Ganesh and Rashmika Mandanna look wonderful together. They draw energy from each other and convert a lacklustre film into a watchable one, solely, with their performances.
Chamak’s storyline isn’t fresh from the oven. It’s like a food item that rests in the refrigerator for several years. The task of writers and directors to do here is — open the fridge and reheat the item and garnish it with the flavor of the season whenever they want to feed the audience.
The flavor for director Suni seems to be comedy. He proved that in his previous release, Operation Alamelamma, and he does it again in Chamak. The humorous lines and situations don’t always hit the bullseye, but it’s the only thing that makes this dry movie a bit bearable.
Mani Ratnam made the Tamil film Mouna Ragam, starring Revathi, Mohan, and Karthik, three decades ago. It brought the ‘D’ word — divorce — into the living room. The tender romance revolving around Revathi and Mohan was told through songs and gestures. The scene where Mohan hands over the divorce papers along with the anklets, and says that he brought them both, but she could choose whichever she wanted, still holds value in the hearts of filmmakers and moviegoers.
Even the 2013 Tamil film Raja Rani, starring Arya and Nayanthara, has divorce as one of its tropes. In Raja Rani, though, the love stories of the husband and wife, before they get married (Arya and Nazriya Nazim; Nayanthara and Jai), end on a sour note. They enter into wedlock unwillingly.

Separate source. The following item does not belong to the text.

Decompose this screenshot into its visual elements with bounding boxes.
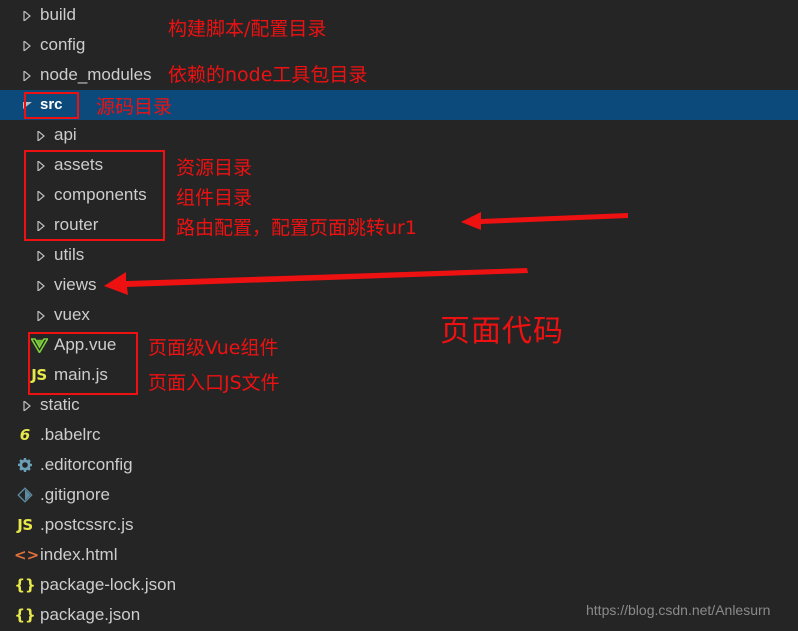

However, “unwilling” is not the term that can be used for the leading couple of Chamak, Kush (played by Ganesh) and Kushi (played by Rashmika), as they get married with full consent.
Kush is a gynecologist whose other traits include being a ladies’ man, while Kushi is an MBA graduate who runs an event-management firm. There are more bullet-points in their resume. They are party animals in their own space and yet, they don’t want their spouses to know about that. They will neither reveal their true selves, nor accept a person who has the same sensibilities as them.

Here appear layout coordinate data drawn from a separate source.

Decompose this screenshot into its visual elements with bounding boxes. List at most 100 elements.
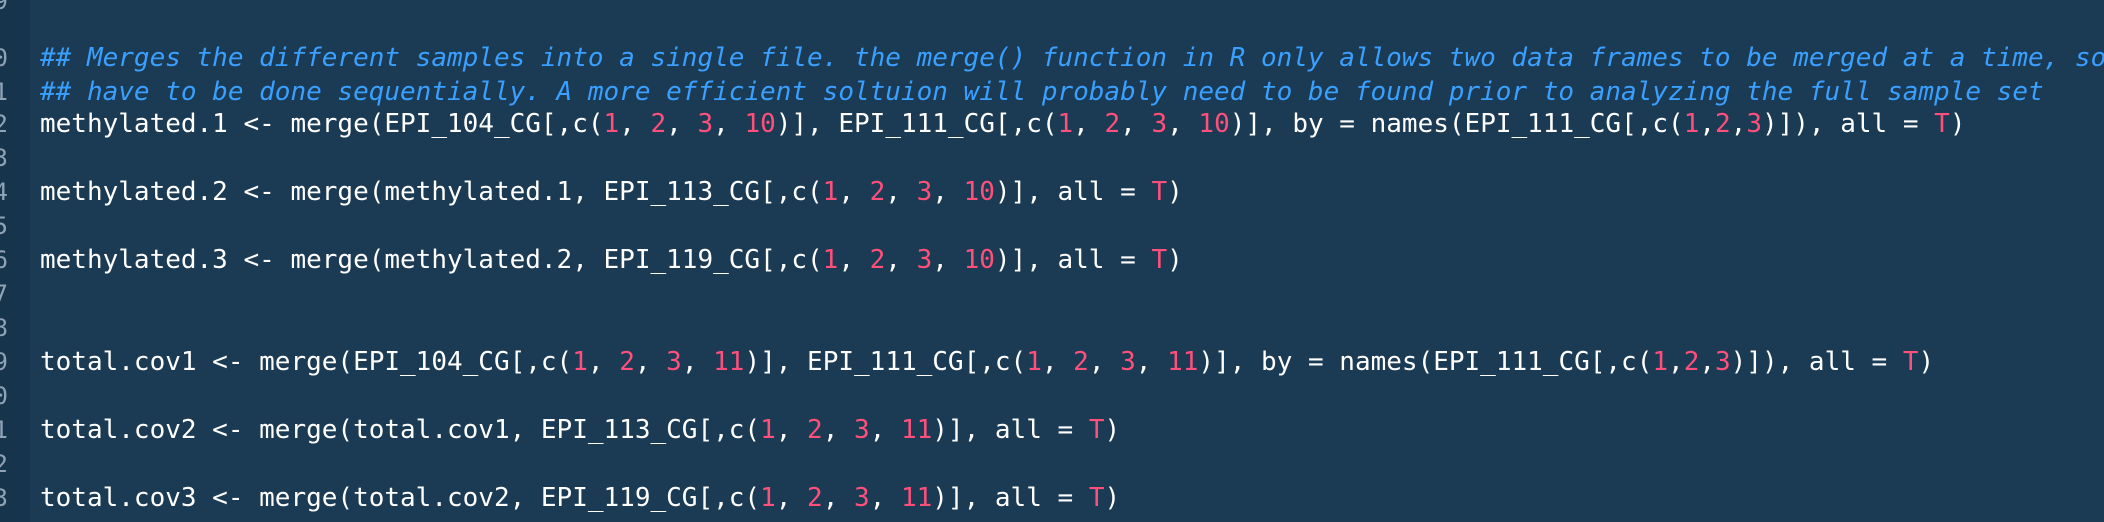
code-number: 1 (572, 347, 588, 377)
code-token: , (932, 177, 964, 207)
code-token: )], by = names(EPI_111_CG[,c( (1229, 109, 1684, 139)
code-number: 1 (822, 177, 839, 207)
code-token: ) (1918, 347, 1935, 377)
code-token: , (587, 347, 620, 377)
code-token: , (869, 415, 901, 445)
line-number: 2 (0, 110, 8, 138)
code-token: total.cov1 <- merge(EPI_104_CG[,c( (40, 347, 573, 377)
code-number: 11 (713, 347, 745, 377)
line-number: 2 (0, 450, 8, 478)
code-number: 2 (1715, 109, 1731, 139)
line-number: 9 (0, 0, 8, 15)
code-number: 2 (807, 483, 823, 513)
code-text: methylated.2 <- merge(methylated.1, EPI_… (40, 175, 1183, 209)
code-number: 1 (822, 245, 839, 275)
code-token: , (1041, 347, 1074, 377)
code-text: ## Merges the different samples into a s… (40, 41, 2104, 75)
code-number: 2 (1104, 109, 1121, 139)
line-number: 0 (0, 44, 8, 72)
code-comment: ## Merges the different samples into a s… (40, 43, 2104, 73)
code-token: , (1088, 347, 1121, 377)
code-token: total.cov3 <- merge(total.cov2, EPI_119_… (40, 483, 761, 513)
code-token: , (634, 347, 667, 377)
line-number: 0 (0, 382, 8, 410)
code-token: , (838, 177, 870, 207)
code-token: methylated.3 <- merge(methylated.2, EPI_… (40, 245, 823, 275)
line-number: 4 (0, 178, 8, 206)
code-number: 10 (744, 109, 776, 139)
code-number: 3 (1746, 109, 1762, 139)
line-number: 8 (0, 314, 8, 342)
code-number: 10 (1198, 109, 1230, 139)
code-token: , (1135, 347, 1168, 377)
code-token: , (1730, 109, 1747, 139)
code-number: 2 (807, 415, 823, 445)
code-token: , (775, 483, 808, 513)
code-token: , (932, 245, 964, 275)
code-token: , (822, 483, 854, 513)
code-editor[interactable]: 9 0 ## Merges the different samples into a… (0, 0, 2104, 522)
code-text: total.cov2 <- merge(total.cov1, EPI_113_… (40, 413, 1120, 447)
code-token: , (1167, 109, 1199, 139)
code-constant: T (1902, 347, 1919, 377)
code-token: , (775, 415, 808, 445)
code-number: 3 (854, 483, 870, 513)
code-token: , (1073, 109, 1105, 139)
code-token: , (838, 245, 870, 275)
code-text: ## have to be done sequentially. A more … (40, 75, 2044, 109)
code-token: , (885, 245, 917, 275)
code-number: 2 (619, 347, 635, 377)
code-token: ) (1104, 415, 1121, 445)
code-number: 3 (666, 347, 682, 377)
code-number: 2 (1683, 347, 1700, 377)
code-text: total.cov3 <- merge(total.cov2, EPI_119_… (40, 481, 1120, 515)
code-token: ) (1167, 245, 1183, 275)
code-token: , (619, 109, 651, 139)
code-number: 3 (697, 109, 714, 139)
code-token: ) (1104, 483, 1121, 513)
code-token: )], all = (994, 177, 1152, 207)
code-text: methylated.3 <- merge(methylated.2, EPI_… (40, 243, 1183, 277)
code-token: , (666, 109, 698, 139)
code-number: 1 (760, 415, 776, 445)
code-number: 3 (916, 177, 933, 207)
code-token: ) (1949, 109, 1966, 139)
code-token: , (1699, 347, 1715, 377)
code-token: )]), all = (1761, 109, 1935, 139)
code-number: 1 (760, 483, 776, 513)
code-number: 11 (900, 415, 933, 445)
code-number: 11 (1167, 347, 1199, 377)
code-token: methylated.1 <- merge(EPI_104_CG[,c( (40, 109, 604, 139)
code-number: 1 (1683, 109, 1700, 139)
code-token: )], all = (932, 415, 1089, 445)
code-constant: T (1151, 177, 1168, 207)
code-number: 1 (603, 109, 620, 139)
code-constant: T (1151, 245, 1168, 275)
line-number: 9 (0, 348, 8, 376)
code-token: )], by = names(EPI_111_CG[,c( (1198, 347, 1653, 377)
code-text: methylated.1 <- merge(EPI_104_CG[,c(1, 2… (40, 107, 1965, 141)
code-token: total.cov2 <- merge(total.cov1, EPI_113_… (40, 415, 761, 445)
line-number: 1 (0, 416, 8, 444)
code-number: 10 (963, 245, 995, 275)
code-token: )], EPI_111_CG[,c( (744, 347, 1027, 377)
code-number: 11 (900, 483, 933, 513)
code-number: 1 (1057, 109, 1074, 139)
code-token: methylated.2 <- merge(methylated.1, EPI_… (40, 177, 823, 207)
code-token: , (1699, 109, 1715, 139)
code-number: 2 (869, 177, 886, 207)
code-token: , (869, 483, 901, 513)
code-number: 2 (869, 245, 886, 275)
code-number: 3 (1715, 347, 1731, 377)
code-token: )], EPI_111_CG[,c( (775, 109, 1058, 139)
line-number: 3 (0, 484, 8, 512)
code-number: 3 (916, 245, 933, 275)
code-constant: T (1088, 483, 1105, 513)
code-comment: ## have to be done sequentially. A more … (40, 77, 2044, 107)
line-number: 1 (0, 78, 8, 106)
code-token: , (713, 109, 745, 139)
line-number: 3 (0, 144, 8, 172)
code-constant: T (1088, 415, 1105, 445)
code-text: total.cov1 <- merge(EPI_104_CG[,c(1, 2, … (40, 345, 1934, 379)
code-token: , (681, 347, 714, 377)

When Kushi suggests that they get divorced, there’s a cheer from Kush. Right at this juncture itself, we’re completely aware of the curves the film is going to take before it ends in a filmy embrace. Chamak takes longer than an hour to drive home that simple point. That’s where the film falls apart.
What could have ended in an hour-and-a-half stretches beyond the horizon, and eclipses the nice moments and songs that the movie has to offer. Nevertheless, there are two important things that kind of give the movie some shine in the latter half — the role a stillborn baby plays in Kush’s understanding of life and death, and Sumithra’s (who plays Ganesh’s mother) monologue about how this generation doesn’t sit down to have a chat. Communication has moved from the corners of eyes to the tips of fingers, she adds. That part definitely sounded like a good TED talk, I must say.
By the way, don’t Kush and Kushi sound like names for twins? Why didn’t the director and his team think of this and work on pulling a joke out of these screen names (or maybe something that really works on a visual and aural level?). What we’re given, instead, is Sadhu Kokila getting beaten up by a bunch of people and homophobic jibes. A gentle reminder: We’re in 2017, not 1990.
In spite of the sprinkles of romance, comedy, and drama found in Chamak, it struggles to be an out-and-out enjoyable affair.